Cuando oímos la voz de Yo era un cuadro, nos sentimos un explorador internado en un pantano. Cubiertos por la niebla, hacemos pie en el fango de lo vivido –tan distinto al barro de la Historia– y avanzamos. Pero el pasado no es ni abordado ni avistado, sino que lo percibimos en destellos; no hay un bloque cronológico ni secuencias, tampoco un volumen continuo: la experiencia militante –aquella vida penetrada por la radiación de la época– no puede ser seccionada y ofrecida en estado puro, va entremezclada al resto de oscuridad que carga el cuerpo que la aloja.

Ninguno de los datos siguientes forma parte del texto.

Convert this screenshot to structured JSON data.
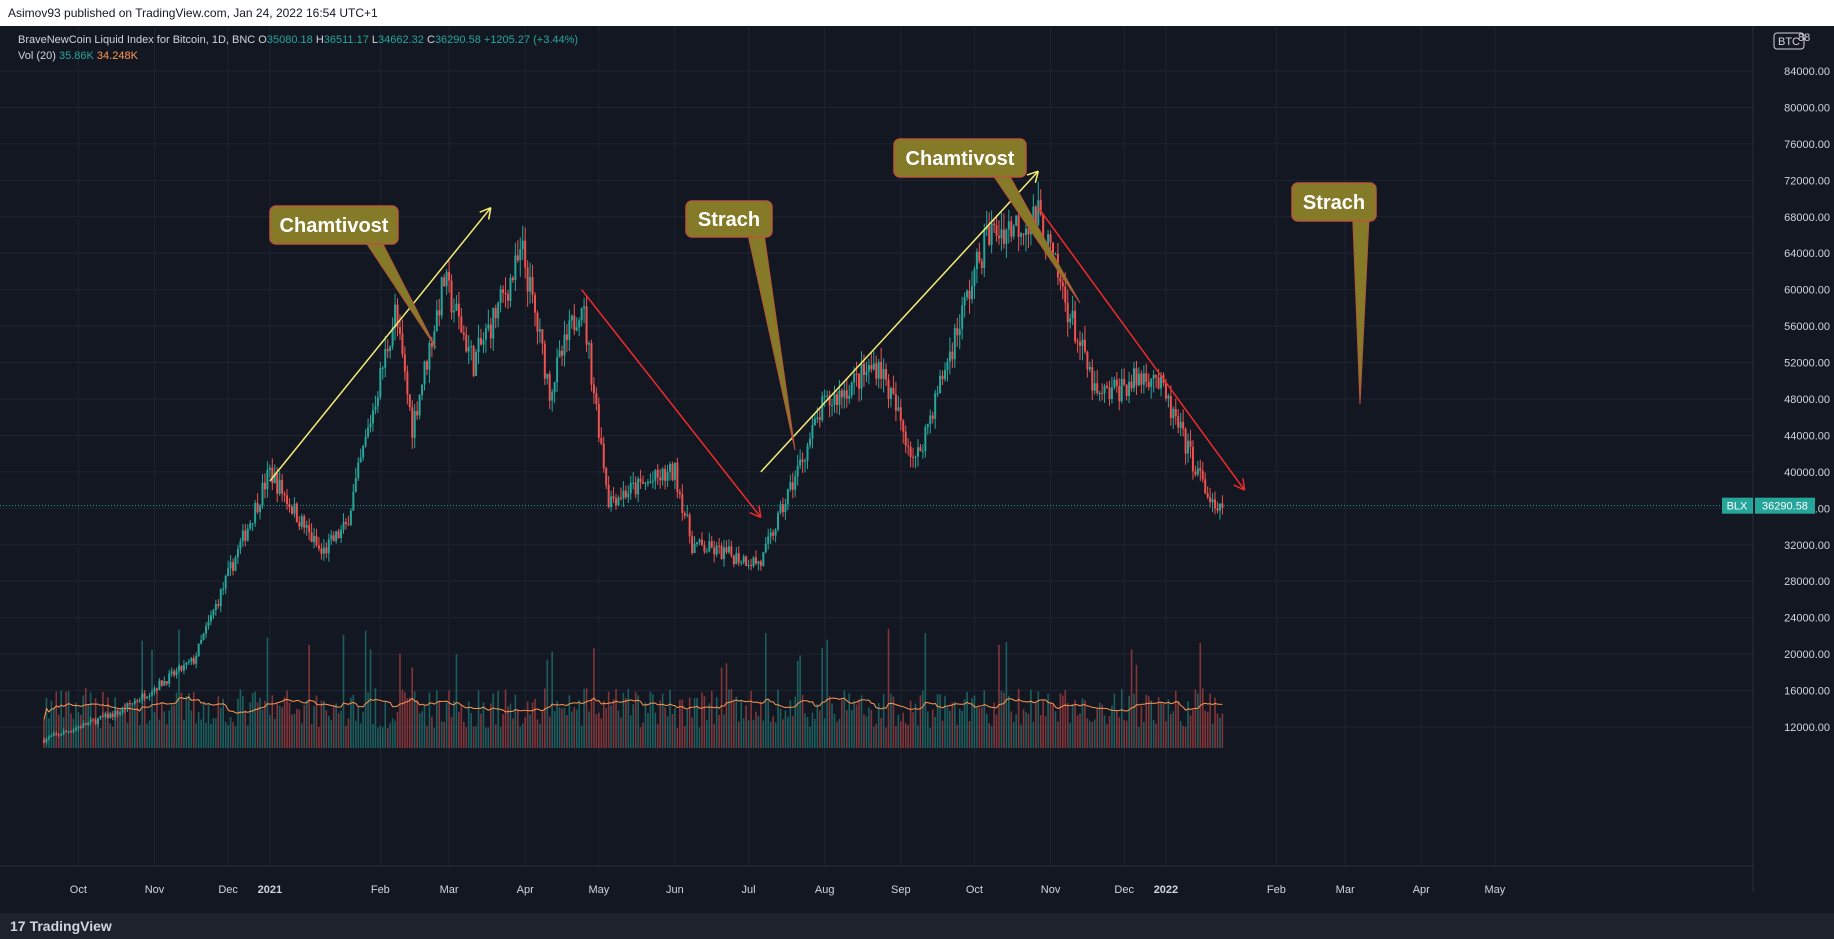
{
  "header": {
    "published": "Asimov93 published on TradingView.com, Jan 24, 2022 16:54 UTC+1"
  },
  "legend": {
    "symbol": "BraveNewCoin Liquid Index for Bitcoin, 1D, BNC",
    "o_label": "O",
    "o_value": "35080.18",
    "h_label": "H",
    "h_value": "36511.17",
    "l_label": "L",
    "l_value": "34662.32",
    "c_label": "C",
    "c_value": "36290.58",
    "change": "+1205.27 (+3.44%)",
    "vol_label": "Vol (20)",
    "vol_value": "35.86K",
    "vol_ma": "34.248K"
  },
  "price_badge": {
    "symbol": "BLX",
    "value": "36290.58"
  },
  "currency_badge": "BTC",
  "top_tick_partial": "88",
  "footer": {
    "brand": "TradingView",
    "brand_mark": "17"
  },
  "colors": {
    "background": "#131722",
    "up": "#26a69a",
    "down": "#ef5350",
    "grid": "#1f2331",
    "yellow_arrow": "#f5ec74",
    "red_arrow": "#ef2b2b",
    "callout_fill": "#857a28",
    "callout_border": "#b5573a",
    "vol_ma": "#ff9850"
  },
  "annotations": [
    {
      "text": "Chamtivost"
    },
    {
      "text": "Strach"
    },
    {
      "text": "Chamtivost"
    },
    {
      "text": "Strach"
    }
  ],
  "chart_data": {
    "type": "candlestick",
    "y_axis": {
      "min": 10000,
      "max": 88000,
      "ticks": [
        12000,
        16000,
        20000,
        24000,
        28000,
        32000,
        36000,
        40000,
        44000,
        48000,
        52000,
        56000,
        60000,
        64000,
        68000,
        72000,
        76000,
        80000,
        84000
      ],
      "tick_labels": [
        "12000.00",
        "16000.00",
        "20000.00",
        "24000.00",
        "28000.00",
        "32000.00",
        "36000.00",
        "40000.00",
        "44000.00",
        "48000.00",
        "52000.00",
        "56000.00",
        "60000.00",
        "64000.00",
        "68000.00",
        "72000.00",
        "76000.00",
        "80000.00",
        "84000.00"
      ]
    },
    "x_axis": {
      "labels": [
        "Oct",
        "Nov",
        "Dec",
        "2021",
        "Feb",
        "Mar",
        "Apr",
        "May",
        "Jun",
        "Jul",
        "Aug",
        "Sep",
        "Oct",
        "Nov",
        "Dec",
        "2022",
        "Feb",
        "Mar",
        "Apr",
        "May"
      ],
      "bold_labels": [
        "2021",
        "2022"
      ]
    },
    "close_price_keypoints": [
      {
        "month": "2020-10",
        "price": 10600
      },
      {
        "month": "2020-11",
        "price": 13700
      },
      {
        "month": "2020-12",
        "price": 19300
      },
      {
        "month": "2021-01",
        "price": 40000
      },
      {
        "month": "2021-01-22",
        "price": 31000
      },
      {
        "month": "2021-02",
        "price": 34000
      },
      {
        "month": "2021-02-21",
        "price": 57500
      },
      {
        "month": "2021-02-28",
        "price": 45000
      },
      {
        "month": "2021-03-13",
        "price": 61000
      },
      {
        "month": "2021-03-25",
        "price": 52000
      },
      {
        "month": "2021-04-14",
        "price": 64000
      },
      {
        "month": "2021-04-25",
        "price": 49000
      },
      {
        "month": "2021-05-08",
        "price": 59000
      },
      {
        "month": "2021-05-19",
        "price": 37000
      },
      {
        "month": "2021-06-15",
        "price": 40000
      },
      {
        "month": "2021-06-22",
        "price": 32000
      },
      {
        "month": "2021-07-20",
        "price": 30000
      },
      {
        "month": "2021-08-14",
        "price": 47000
      },
      {
        "month": "2021-09-06",
        "price": 52000
      },
      {
        "month": "2021-09-21",
        "price": 41000
      },
      {
        "month": "2021-10-20",
        "price": 66000
      },
      {
        "month": "2021-11-10",
        "price": 68000
      },
      {
        "month": "2021-12-04",
        "price": 48000
      },
      {
        "month": "2021-12-27",
        "price": 51000
      },
      {
        "month": "2022-01-22",
        "price": 35000
      },
      {
        "month": "2022-01-24",
        "price": 36290.58
      }
    ],
    "arrows": [
      {
        "color": "yellow",
        "from": {
          "date": "2021-01-01",
          "price": 39000
        },
        "to": {
          "date": "2021-04-01",
          "price": 69000
        }
      },
      {
        "color": "red",
        "from": {
          "date": "2021-05-08",
          "price": 60000
        },
        "to": {
          "date": "2021-07-20",
          "price": 35000
        }
      },
      {
        "color": "yellow",
        "from": {
          "date": "2021-07-20",
          "price": 40000
        },
        "to": {
          "date": "2021-11-10",
          "price": 73000
        }
      },
      {
        "color": "red",
        "from": {
          "date": "2021-11-10",
          "price": 69000
        },
        "to": {
          "date": "2022-02-02",
          "price": 38000
        }
      }
    ]
  }
}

            De principio a fin, un ritmo. La ansiedad susurrada de la voz, disparada en cada tecla de la mente. Sintaxis breve y versos como contraseñas; pequeños mote de passe de la memoria a la conciencia. Pero no hablamos de un sujeto sólido, que estructura su recuerdo. Su presencia refleja la ceguera de aquello que recorre, la explotación al tanteo: “Un pliegue, un surco, una muesca / un pliegue, un ala, un pliegue”. Lo que ocurre, ocurre en el poema y en ninguna otra parte. Es lo que filtra la fisura del regreso.

            Pero quien vuelve al poema no es el que vivió, sino lo vivido. La voz no va hacia atrás, el fondo asciende a la superficie. Percepción sin dominancias del yo, sin exámenes, sin especulaciones, sin capacidad de ponderación alguna. Latigazos que azotan la frente del que, cincuenta años después, en las orillas de la costa uruguaya, se arma de valor y suelta la sonda a la deriva, para que la memoria descargue sus espasmos.

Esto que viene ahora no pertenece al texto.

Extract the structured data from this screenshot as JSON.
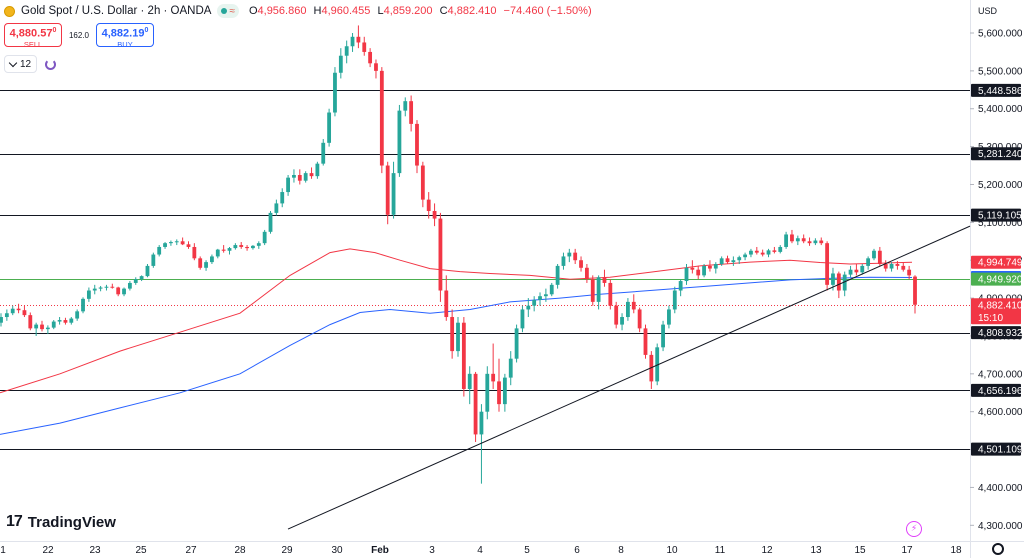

            De estos golpes, se extraerán las huellas del dolor y de la gloria, del amor y el odio, la pasión, la ternura, la inocencia y el deseo alienante. Hasta dar con el límite: la forma del poema. Una metralla de imágenes hasta la saturación, sí. Una saturación que surge de la exposición de la luz ante los metales del verso, también. Pero un estilo que en su aprehensión compulsiva fideliza el acontecimiento, la fiebre de la era.

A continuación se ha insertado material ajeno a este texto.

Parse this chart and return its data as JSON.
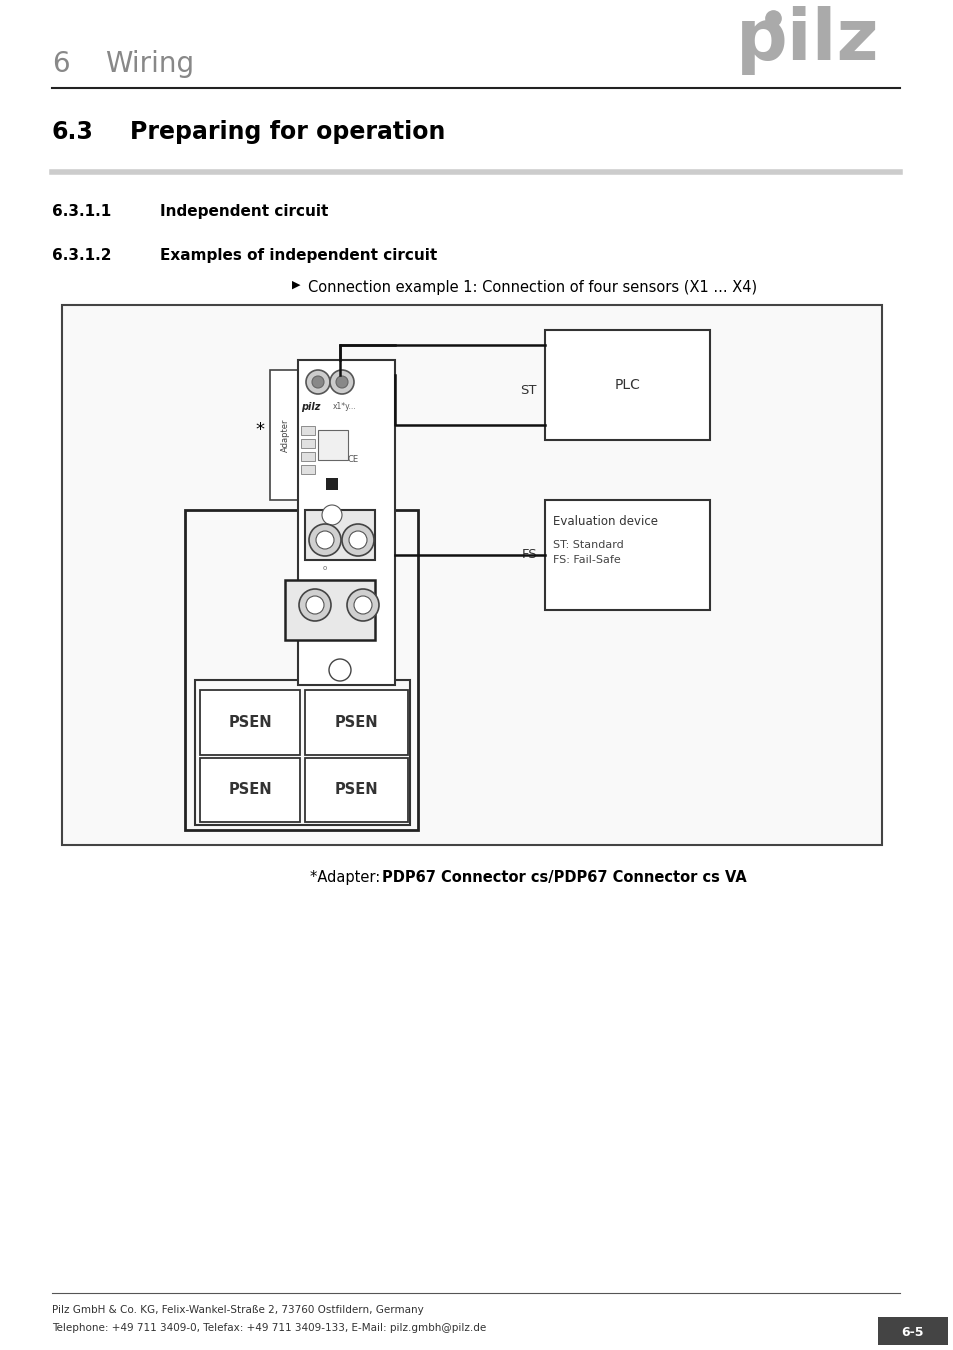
{
  "page_bg": "#ffffff",
  "header_number": "6",
  "header_title": "Wiring",
  "header_number_color": "#888888",
  "header_title_color": "#888888",
  "section_title": "6.3",
  "section_title_text": "Preparing for operation",
  "subsection1_num": "6.3.1.1",
  "subsection1_text": "Independent circuit",
  "subsection2_num": "6.3.1.2",
  "subsection2_text": "Examples of independent circuit",
  "bullet_text": "Connection example 1: Connection of four sensors (X1 ... X4)",
  "adapter_note_plain": "*Adapter: ",
  "adapter_note_bold": "PDP67 Connector cs/PDP67 Connector cs VA",
  "footer_left": "Pilz GmbH & Co. KG, Felix-Wankel-Straße 2, 73760 Ostfildern, Germany\nTelephone: +49 711 3409-0, Telefax: +49 711 3409-133, E-Mail: pilz.gmbh@pilz.de",
  "footer_right": "6-5",
  "pilz_logo_color": "#aaaaaa"
}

            Este no es un libro acerca del desencanto, y mucho menos, celebratorio. Es una obra que testifica la comunicación indescifrable entre lo que fue y lo que es. La implicancia de un mundo en otro mundo, de un plano en otro plano. El haz de la existencia contemplado en sus giros, a velocidad. El sueño de una humanidad justa («la idea, el cristal de la idea / del día milenario, de la tierra sin clases») que moldeó la carne y se cobró el precio con vértigo, miedo, tortura. «Vivir para contarlo» conforma un sintagma que no revela orgullo.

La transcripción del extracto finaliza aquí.